Now, you got involved with the project when Evan was working on the Phoenix Act. At that point, were you aware of how many women would eventually come forward with allegations against him?

They had told me that it was over 20 people that they had heard of at that time, so once she testified in Sacramento, even though she didn’t name him, there was a lot of conversation that started happening. So I don’t think we know how many people have been abused by him at this point. It’s a small group that we talked to, but I’m sure that these kinds of stories are not isolated. When somebody has these kind of patterns, I imagine that we’ll be hearing a lot of other stories.

Obviously, you can’t talk about his lawsuit.

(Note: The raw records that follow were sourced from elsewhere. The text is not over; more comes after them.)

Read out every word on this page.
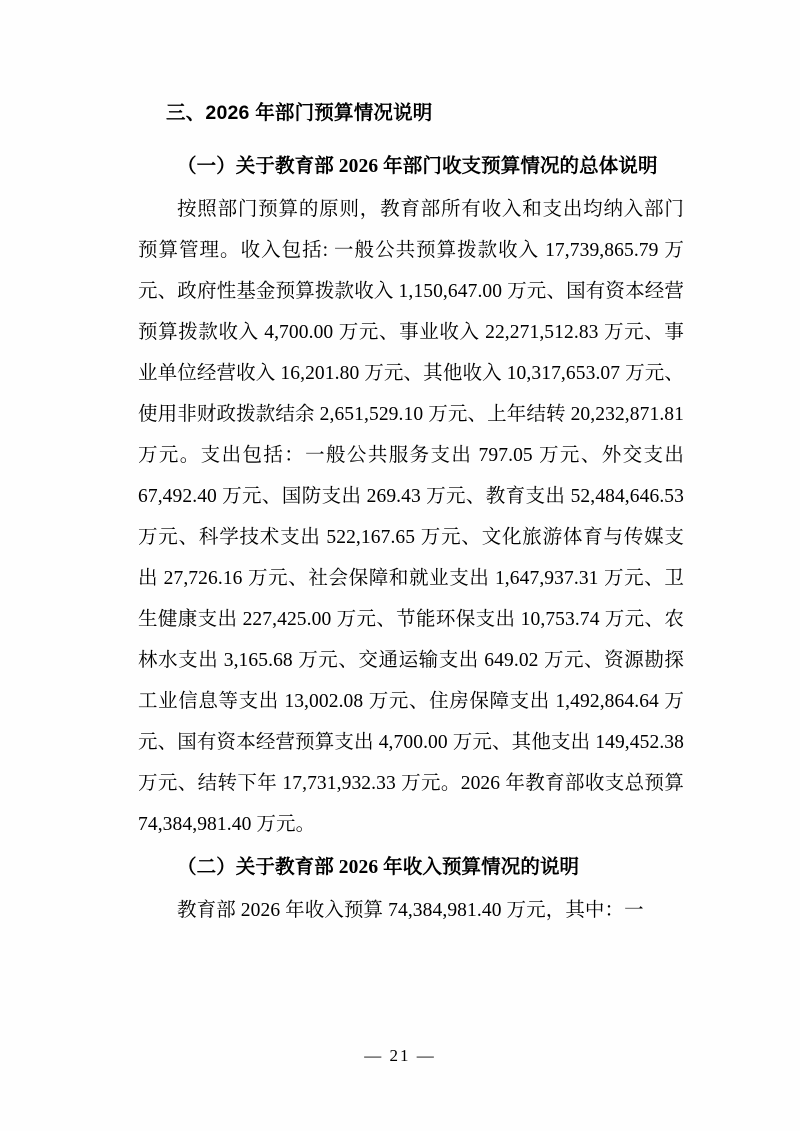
三、2026 年部门预算情况说明

（一）关于教育部 2026 年部门收支预算情况的总体说明

按照部门预算的原则，教育部所有收入和支出均纳入部门预算管理。收入包括: 一般公共预算拨款收入 17,739,865.79 万元、政府性基金预算拨款收入 1,150,647.00 万元、国有资本经营预算拨款收入 4,700.00 万元、事业收入 22,271,512.83 万元、事业单位经营收入 16,201.80 万元、其他收入 10,317,653.07 万元、使用非财政拨款结余 2,651,529.10 万元、上年结转 20,232,871.81 万元。支出包括：一般公共服务支出 797.05 万元、外交支出 67,492.40 万元、国防支出 269.43 万元、教育支出 52,484,646.53 万元、科学技术支出 522,167.65 万元、文化旅游体育与传媒支出 27,726.16 万元、社会保障和就业支出 1,647,937.31 万元、卫生健康支出 227,425.00 万元、节能环保支出 10,753.74 万元、农林水支出 3,165.68 万元、交通运输支出 649.02 万元、资源勘探工业信息等支出 13,002.08 万元、住房保障支出 1,492,864.64 万元、国有资本经营预算支出 4,700.00 万元、其他支出 149,452.38 万元、结转下年 17,731,932.33 万元。2026 年教育部收支总预算 74,384,981.40 万元。

（二）关于教育部 2026 年收入预算情况的说明

教育部 2026 年收入预算 74,384,981.40 万元，其中：一

— 21 —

Thank you for answering that question! I definitely cannot.

Can you comment on the timing of his filing?

Look, it’s not a surprise. A major film is coming out on HBO with a high profile, so it’s not a surprise that this would be a retaliatory action, but I just cannot comment on the lawsuit.

There’s one line in the film — and Evan’s brother said it, that Manson is a “wolf in wolf’s clothing” — which hit incredibly hard.

Yeah, everything that her brother said was so thoughtful and impactful. He was the one constant in her life, for her whole life. And he called things out in a way that was both sensitive and spot-on. His words were very impactful from the get-go.

Brothers are the best. And I don’t want to say that I enjoyed the subject matter of the film, but I appreciate the way that it was handled.

Thank you! And thank you so much for your time.

‘Phoenix Rising’ is currently streaming on HBO Max.